In West Africa alone, about 85 percent of people lack proper access to financial services. This is one reason AFI has continued to encourage use of its services throughout the region, engaging with Ministries of Finance and Banque Centrale des Etats de l’Afrique de l’Ouest (BCEAO).
BCEAO, or Central Bank of West African States, serves eight countries within the West African Economic and Monetary Union and recently gave the AFI team a warm welcome at its headquarters in Dakar.
The Advisor to the Governor of the Bank, Kodzo Mawuena Dossa, along with a number of directors, met with AFI executive director Alfred Hannig and other members of the AFI team. The participants included the director of the BCEAO’s national branch for Senegal. The group explored how AFI could deploy its services to support BCEAO’s already existing plans for financial inclusion and financial education.
The BCEAO is currently determining a one payments system for eight countries across the region. At this point, the organization is considering a revision of the regulatory framework concerning payments systems, with the E-money Law passed in 2006 under particular scrutiny.

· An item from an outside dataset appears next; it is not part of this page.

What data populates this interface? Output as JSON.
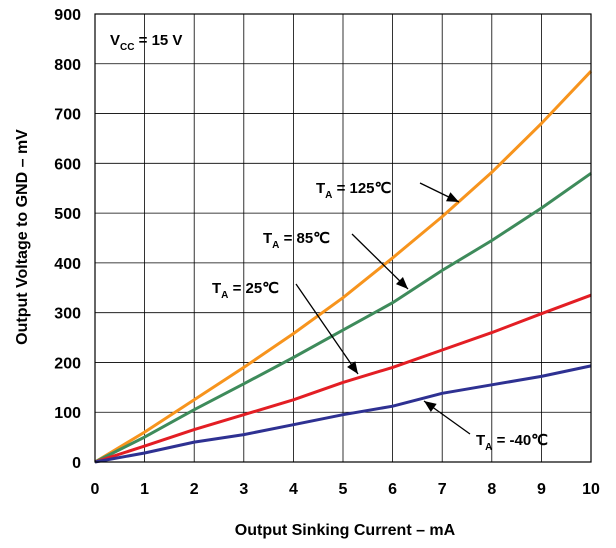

The plan for a unified payments system led the bank to take an enthusiastic interest in AFI’s work on mobile financial services and is now considering becoming a member of AFI’s mobile financial services working group to learn how other regulatory bodies created and effected a regulatory environment to enable these services. Furthermore, due to the success of Kenya and the Philippines in the area of mobile financial services, the BCEAO plans to visit these countries with AFI support to hear directly how the central banks have treated this new service from a policy and regulatory perspective. The bank also showed an interest in financial inclusion data and measurement, consumer empowerment, and market conduct. To address shortfalls in data, the BCEAO is considering asking for AFI support for a study on the state of financial inclusion in the region.